E de repente sou a pedra,
Toda ela, todo eu, sou Pedra.
Não, não Pedra
(Porque meus pais me fizeram masculino), sou
Pedro. E como gosto de sê-lo
Pedro, e totalmente dentro dele, eu o sou
E nisso perco minha identidade anterior.

Agora sou novo
Pedro, por todo
Redondo, preto e branco

Um casal se deita sobre mim
Trocam juras de amor
E de repente sou todo paixão e sangue e sexo
Sou vários fluídos, sou
(Masculino e feminino) ambos, ele
E ela, sou o amor dos dois.
Os corpos tremendo sobre mim,
Sou vários.
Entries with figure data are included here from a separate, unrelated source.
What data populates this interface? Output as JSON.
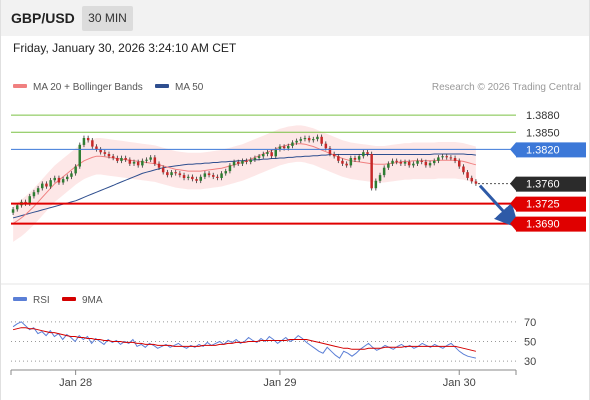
{
  "header": {
    "pair": "GBP/USD",
    "timeframe": "30 MIN",
    "datetime": "Friday, January 30, 2026 3:24:10 AM CET"
  },
  "legend": {
    "ma20_label": "MA 20 + Bollinger Bands",
    "ma50_label": "MA 50",
    "credit": "Research © 2026 Trading Central",
    "ma20_color": "#f08080",
    "ma50_color": "#2f4f8f"
  },
  "rsi_legend": {
    "rsi_label": "RSI",
    "ma_label": "9MA",
    "rsi_color": "#5b7fd6",
    "ma_color": "#d40000"
  },
  "chart_data": [
    {
      "type": "candlestick",
      "title": "GBP/USD 30 MIN",
      "ylim": [
        1.36,
        1.391
      ],
      "x_ticks": [
        "Jan 28",
        "Jan 29",
        "Jan 30"
      ],
      "current_price": 1.376,
      "levels": [
        {
          "value": 1.388,
          "label": "1.3880",
          "kind": "resistance",
          "color": "#7ac143"
        },
        {
          "value": 1.385,
          "label": "1.3850",
          "kind": "resistance",
          "color": "#7ac143"
        },
        {
          "value": 1.382,
          "label": "1.3820",
          "kind": "pivot",
          "color": "#3c78d8"
        },
        {
          "value": 1.376,
          "label": "1.3760",
          "kind": "last",
          "color": "#333333"
        },
        {
          "value": 1.3725,
          "label": "1.3725",
          "kind": "support",
          "color": "#e00000"
        },
        {
          "value": 1.369,
          "label": "1.3690",
          "kind": "support",
          "color": "#e00000"
        }
      ],
      "close": [
        1.3715,
        1.3722,
        1.3728,
        1.3725,
        1.3738,
        1.3745,
        1.3752,
        1.376,
        1.3755,
        1.3766,
        1.377,
        1.3762,
        1.3768,
        1.3772,
        1.3778,
        1.379,
        1.3828,
        1.384,
        1.3836,
        1.3825,
        1.382,
        1.3815,
        1.3812,
        1.3808,
        1.3805,
        1.38,
        1.3805,
        1.3802,
        1.3795,
        1.3798,
        1.3792,
        1.38,
        1.3802,
        1.3806,
        1.3795,
        1.3788,
        1.378,
        1.3775,
        1.378,
        1.3778,
        1.3775,
        1.377,
        1.3772,
        1.3768,
        1.3765,
        1.3772,
        1.3778,
        1.3775,
        1.3772,
        1.377,
        1.3778,
        1.3782,
        1.3792,
        1.3798,
        1.3795,
        1.38,
        1.3798,
        1.3802,
        1.3805,
        1.3808,
        1.3812,
        1.3815,
        1.3808,
        1.382,
        1.3825,
        1.3822,
        1.3826,
        1.3832,
        1.3835,
        1.3838,
        1.384,
        1.3836,
        1.3838,
        1.3842,
        1.383,
        1.3822,
        1.3812,
        1.3808,
        1.38,
        1.3795,
        1.3792,
        1.3805,
        1.3802,
        1.3808,
        1.3815,
        1.3812,
        1.3752,
        1.3765,
        1.3775,
        1.3788,
        1.3795,
        1.38,
        1.3798,
        1.3795,
        1.3798,
        1.3792,
        1.3795,
        1.38,
        1.3798,
        1.3792,
        1.3796,
        1.38,
        1.3806,
        1.3808,
        1.3806,
        1.3805,
        1.38,
        1.379,
        1.378,
        1.377,
        1.3764,
        1.376
      ],
      "ma20": [
        1.369,
        1.3695,
        1.37,
        1.3706,
        1.3713,
        1.372,
        1.3728,
        1.3736,
        1.3744,
        1.3752,
        1.376,
        1.3766,
        1.3772,
        1.3778,
        1.3784,
        1.379,
        1.3795,
        1.38,
        1.3803,
        1.3806,
        1.3808,
        1.3808,
        1.3807,
        1.3806,
        1.3805,
        1.3804,
        1.3803,
        1.3802,
        1.3801,
        1.38,
        1.3799,
        1.3798,
        1.3797,
        1.3796,
        1.3795,
        1.3793,
        1.3791,
        1.3789,
        1.3787,
        1.3785,
        1.3784,
        1.3783,
        1.3782,
        1.3782,
        1.3782,
        1.3782,
        1.3783,
        1.3784,
        1.3785,
        1.3786,
        1.3787,
        1.3789,
        1.3791,
        1.3793,
        1.3795,
        1.3797,
        1.38,
        1.3803,
        1.3806,
        1.3809,
        1.3812,
        1.3815,
        1.3818,
        1.3821,
        1.3824,
        1.3826,
        1.3828,
        1.3829,
        1.383,
        1.383,
        1.3829,
        1.3827,
        1.3825,
        1.3822,
        1.3819,
        1.3816,
        1.3813,
        1.381,
        1.3807,
        1.3804,
        1.3802,
        1.38,
        1.3799,
        1.3798,
        1.3797,
        1.3796,
        1.3795,
        1.3794,
        1.3794,
        1.3794,
        1.3795,
        1.3796,
        1.3797,
        1.3798,
        1.3799,
        1.3799,
        1.38,
        1.38,
        1.38,
        1.38,
        1.38,
        1.38,
        1.3801,
        1.3801,
        1.3801,
        1.3801,
        1.3801,
        1.38,
        1.3799,
        1.3797,
        1.3795,
        1.3793
      ],
      "ma50": [
        1.37,
        1.3702,
        1.3704,
        1.3706,
        1.3708,
        1.371,
        1.3712,
        1.3714,
        1.3716,
        1.3718,
        1.372,
        1.3722,
        1.3724,
        1.3726,
        1.3728,
        1.373,
        1.3733,
        1.3736,
        1.3739,
        1.3742,
        1.3745,
        1.3748,
        1.3751,
        1.3754,
        1.3757,
        1.376,
        1.3763,
        1.3766,
        1.3769,
        1.3772,
        1.3775,
        1.3778,
        1.378,
        1.3782,
        1.3784,
        1.3786,
        1.3788,
        1.3789,
        1.379,
        1.3791,
        1.3792,
        1.3793,
        1.3794,
        1.3794,
        1.3795,
        1.3795,
        1.3796,
        1.3796,
        1.3797,
        1.3797,
        1.3798,
        1.3798,
        1.3799,
        1.3799,
        1.38,
        1.38,
        1.3801,
        1.3801,
        1.3802,
        1.3802,
        1.3803,
        1.3803,
        1.3804,
        1.3804,
        1.3805,
        1.3805,
        1.3806,
        1.3806,
        1.3807,
        1.3807,
        1.3808,
        1.3808,
        1.3809,
        1.3809,
        1.381,
        1.381,
        1.3811,
        1.3811,
        1.3811,
        1.3811,
        1.3811,
        1.3811,
        1.3811,
        1.3811,
        1.3811,
        1.3811,
        1.3811,
        1.3811,
        1.3811,
        1.3811,
        1.3811,
        1.3811,
        1.3811,
        1.3811,
        1.3811,
        1.3811,
        1.3811,
        1.3811,
        1.3811,
        1.3811,
        1.3811,
        1.3812,
        1.3812,
        1.3812,
        1.3812,
        1.3812,
        1.3812,
        1.3812,
        1.3812,
        1.3811,
        1.3811,
        1.381
      ],
      "band_width": 0.0032
    },
    {
      "type": "line",
      "title": "RSI",
      "ylim": [
        25,
        80
      ],
      "y_ticks": [
        70,
        50,
        30
      ],
      "series": [
        {
          "name": "RSI",
          "color": "#5b7fd6",
          "values": [
            65,
            68,
            70,
            66,
            62,
            64,
            58,
            60,
            56,
            61,
            55,
            58,
            52,
            57,
            54,
            50,
            56,
            52,
            55,
            48,
            53,
            50,
            47,
            52,
            49,
            51,
            47,
            50,
            48,
            52,
            45,
            47,
            44,
            48,
            46,
            43,
            45,
            47,
            44,
            46,
            48,
            45,
            43,
            46,
            44,
            47,
            45,
            49,
            46,
            48,
            50,
            47,
            51,
            49,
            52,
            48,
            50,
            54,
            51,
            49,
            53,
            50,
            55,
            52,
            48,
            51,
            54,
            50,
            52,
            56,
            53,
            49,
            46,
            43,
            40,
            38,
            44,
            40,
            36,
            33,
            40,
            38,
            35,
            38,
            42,
            45,
            48,
            44,
            41,
            43,
            46,
            44,
            42,
            45,
            47,
            44,
            46,
            43,
            45,
            48,
            46,
            44,
            47,
            45,
            43,
            46,
            48,
            44,
            40,
            37,
            35,
            34,
            33
          ]
        },
        {
          "name": "9MA",
          "color": "#d40000",
          "values": [
            62,
            63,
            64,
            64,
            63,
            63,
            62,
            61,
            60,
            59,
            59,
            58,
            57,
            56,
            55,
            55,
            54,
            54,
            53,
            53,
            52,
            52,
            51,
            51,
            50,
            50,
            50,
            49,
            49,
            49,
            48,
            48,
            47,
            47,
            47,
            46,
            46,
            46,
            46,
            45,
            45,
            45,
            45,
            45,
            45,
            45,
            46,
            46,
            46,
            46,
            47,
            47,
            48,
            48,
            49,
            49,
            49,
            50,
            50,
            50,
            51,
            51,
            51,
            51,
            51,
            51,
            51,
            52,
            52,
            52,
            52,
            52,
            51,
            50,
            49,
            48,
            47,
            46,
            45,
            44,
            43,
            43,
            42,
            42,
            42,
            42,
            43,
            43,
            43,
            43,
            44,
            44,
            44,
            44,
            44,
            45,
            45,
            45,
            45,
            45,
            45,
            45,
            45,
            45,
            45,
            45,
            45,
            45,
            44,
            43,
            42,
            41,
            40
          ]
        }
      ]
    }
  ]
}
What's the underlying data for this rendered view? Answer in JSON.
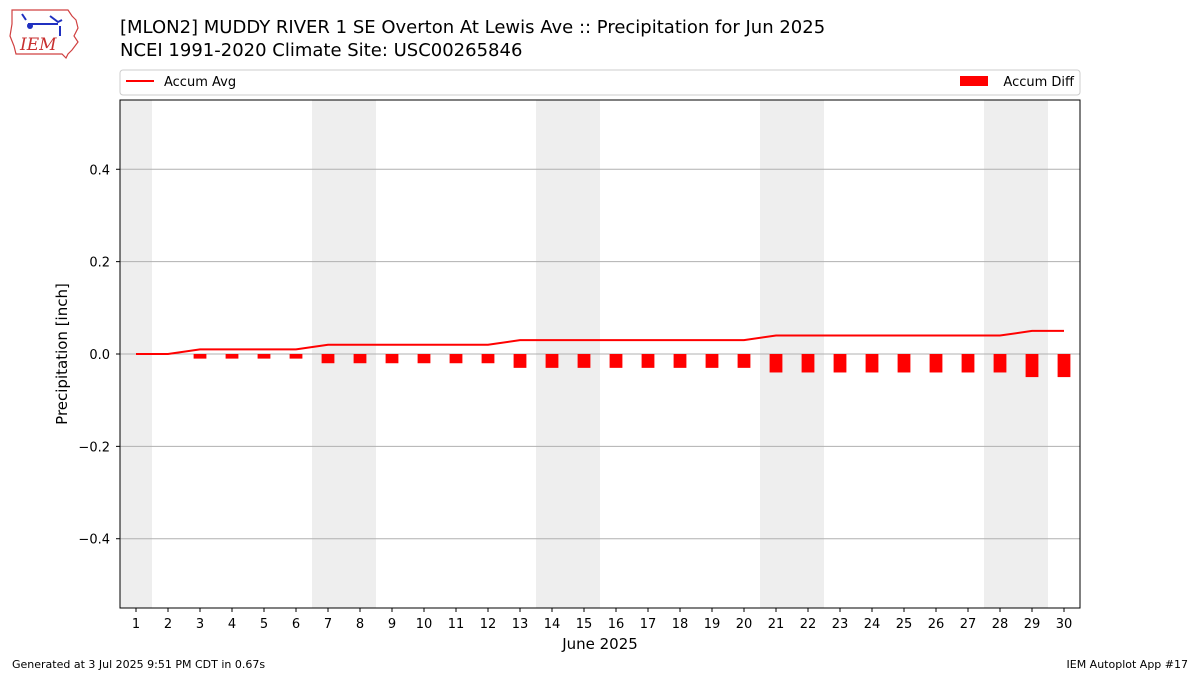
{
  "header": {
    "title_line1": "[MLON2] MUDDY RIVER 1 SE Overton At Lewis Ave :: Precipitation for Jun 2025",
    "title_line2": "NCEI 1991-2020 Climate Site: USC00265846"
  },
  "logo": {
    "text": "IEM",
    "icon": "iem-iowa-logo"
  },
  "footer": {
    "left": "Generated at 3 Jul 2025 9:51 PM CDT in 0.67s",
    "right": "IEM Autoplot App #17"
  },
  "colors": {
    "accum_avg": "#ff0000",
    "accum_diff": "#ff0000",
    "weekend_shade": "#eeeeee",
    "grid": "#b0b0b0"
  },
  "chart_data": {
    "type": "bar",
    "xlabel": "June 2025",
    "ylabel": "Precipitation [inch]",
    "ylim": [
      -0.55,
      0.55
    ],
    "yticks": [
      -0.4,
      -0.2,
      0.0,
      0.2,
      0.4
    ],
    "ytick_labels": [
      "−0.4",
      "−0.2",
      "0.0",
      "0.2",
      "0.4"
    ],
    "grid": "horizontal",
    "legend_placement": "top",
    "categories": [
      1,
      2,
      3,
      4,
      5,
      6,
      7,
      8,
      9,
      10,
      11,
      12,
      13,
      14,
      15,
      16,
      17,
      18,
      19,
      20,
      21,
      22,
      23,
      24,
      25,
      26,
      27,
      28,
      29,
      30
    ],
    "shaded_days": [
      1,
      7,
      8,
      14,
      15,
      21,
      22,
      28,
      29
    ],
    "series": [
      {
        "name": "Accum Avg",
        "kind": "line",
        "values": [
          0.0,
          0.0,
          0.01,
          0.01,
          0.01,
          0.01,
          0.02,
          0.02,
          0.02,
          0.02,
          0.02,
          0.02,
          0.03,
          0.03,
          0.03,
          0.03,
          0.03,
          0.03,
          0.03,
          0.03,
          0.04,
          0.04,
          0.04,
          0.04,
          0.04,
          0.04,
          0.04,
          0.04,
          0.05,
          0.05
        ]
      },
      {
        "name": "Accum Diff",
        "kind": "bar",
        "values": [
          0.0,
          0.0,
          -0.01,
          -0.01,
          -0.01,
          -0.01,
          -0.02,
          -0.02,
          -0.02,
          -0.02,
          -0.02,
          -0.02,
          -0.03,
          -0.03,
          -0.03,
          -0.03,
          -0.03,
          -0.03,
          -0.03,
          -0.03,
          -0.04,
          -0.04,
          -0.04,
          -0.04,
          -0.04,
          -0.04,
          -0.04,
          -0.04,
          -0.05,
          -0.05
        ]
      }
    ]
  }
}
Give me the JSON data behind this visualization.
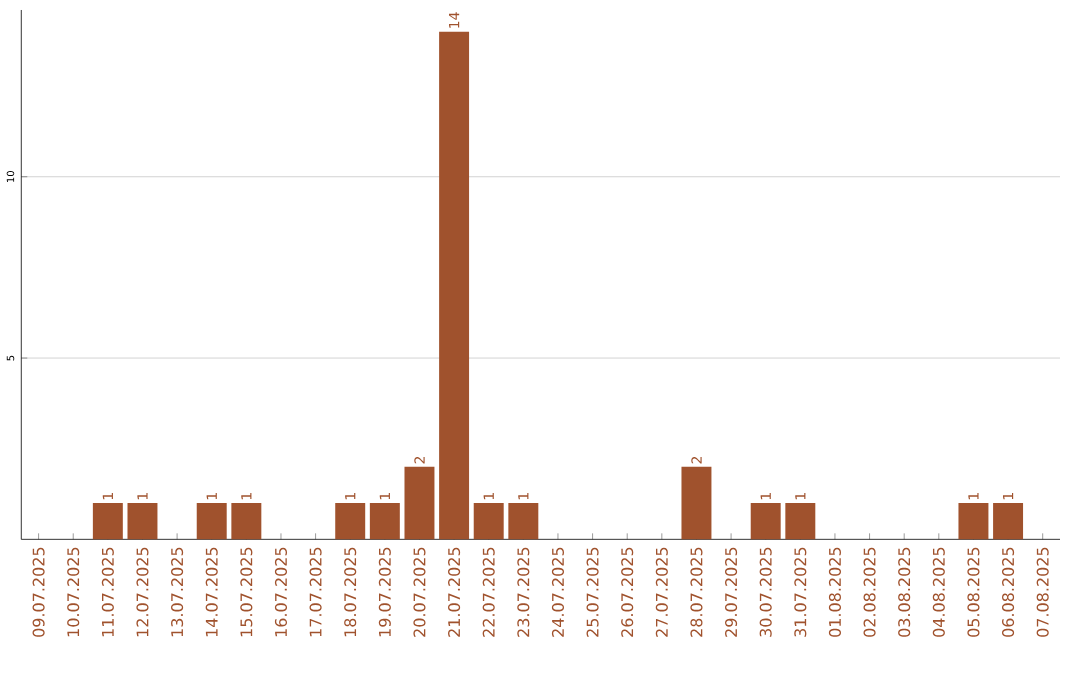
{
  "chart_data": {
    "type": "bar",
    "categories": [
      "09.07.2025",
      "10.07.2025",
      "11.07.2025",
      "12.07.2025",
      "13.07.2025",
      "14.07.2025",
      "15.07.2025",
      "16.07.2025",
      "17.07.2025",
      "18.07.2025",
      "19.07.2025",
      "20.07.2025",
      "21.07.2025",
      "22.07.2025",
      "23.07.2025",
      "24.07.2025",
      "25.07.2025",
      "26.07.2025",
      "27.07.2025",
      "28.07.2025",
      "29.07.2025",
      "30.07.2025",
      "31.07.2025",
      "01.08.2025",
      "02.08.2025",
      "03.08.2025",
      "04.08.2025",
      "05.08.2025",
      "06.08.2025",
      "07.08.2025"
    ],
    "values": [
      0,
      0,
      1,
      1,
      0,
      1,
      1,
      0,
      0,
      1,
      1,
      2,
      14,
      1,
      1,
      0,
      0,
      0,
      0,
      2,
      0,
      1,
      1,
      0,
      0,
      0,
      0,
      1,
      1,
      0
    ],
    "value_labels": [
      null,
      null,
      "1",
      "1",
      null,
      "1",
      "1",
      null,
      null,
      "1",
      "1",
      "2",
      "14",
      "1",
      "1",
      null,
      null,
      null,
      null,
      "2",
      null,
      "1",
      "1",
      null,
      null,
      null,
      null,
      "1",
      "1",
      null
    ],
    "color": "#a0522d",
    "ylim": [
      0,
      14.6
    ],
    "yticks": [
      5,
      10
    ],
    "grid": "y"
  }
}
Pedro, Ele e Ela, amor
E gozo e sentimento
(Se não fosse a pílula, seria ainda mais
De mim, que agora não sou...)
Sou redondo, preto e branco, vermelho
De sangue através das veias
Sou branco (não de gozo mas das mentes no orgasmo)
Sou Pedro, e não Pedra
(Porque me fizeram masculino)
Sou luxúria e paixão, o calor
Do sol e dos corpos, sou
Pedro e pedra
E por agora só
Pois o casal se foi embora
Com todo o amor que eu era
(Então sou só Pedro
Preto e branco, redondo)
O casal foi embora,
E eu

Transformei-me em poesia,
Sem rima, no papel em branco,
Sou todo êxtase e alegria de se ver,
Eu sou poesia: Pedro,
Preto e branco, redondo
(Do tamanho de um boi), poesia
Lida de manhã ou meia-noite,
Palavras musicais, sou todo o ar
Que preenche tua mente, sou
Pensamento à espera da fusão

E de repente sou você,
Pedro e pedra,
Tua visão
De poesia e de amor
(Sangue e gozo)

Tudo o que você pensou ser
E que será em um dia.

sábado, 4 de dezembro de 2010

Flauta Doce

Sabe o que é um soneto?
eu também não sei muito bem
olhei para dentro de mim
e falei
sai, sai daí um soneto ou então
uma poesia mais chata
porque acho sonetos chatos
vamos ver no que vai dar
essa poesia difícil
mais hermética
vê se sai daí
saiu a canção da flauta doce
não é um soneto
porque estes tem quatro estrofes e uma composição fixa
versos deca e dodecassílabos
a canção da flauta doce, não
ela é mais simples
deixa eu entoar:

caham

deixa eu ajeitar a voz
a garganta tá seca

caham

Canção da flauta doce
Tocada de manhã
Servida com bolachas e mel

Canção da eternidade
Cantada por alguém com a morte
Pautada em seu caminho

Canção que alumia
Que leva o fogo-fátuo
De volta à sua origem

Canção das suas origens
Que trazem de volta
O passado e sua vertigem

Canção da flauta doce
Canta para mim uma canção de ninar bem
(E que me rememore quem sou eu...)

cantei agora
obrigado por sua atenção
adeus.

quinta-feira, 2 de dezembro de 2010

Medos

Ah, não, eu admito: sou todo medos

Medo de aprender a voar
E prever minha morte do céu
(A morte, temo-a muito)
Imagina se eu não morresse nunca...

Também temo perder as consciências
(Ambas, pois tenho duas)
Medos de desaprender a me expressar
E perder o verbo, medos
De me apunhalarem enquanto durmo
(Já me basta enquanto acordado)

Sim, medos
De perder a fé na fé
Que por agora é o que me move
Medo
De perder o movimento
E o time com as pessoas
(Medo de perdê-las todas), medos
Que me tomam o corpo
E me tiram o ar

E fico cheio de dedos para o ser e o estar.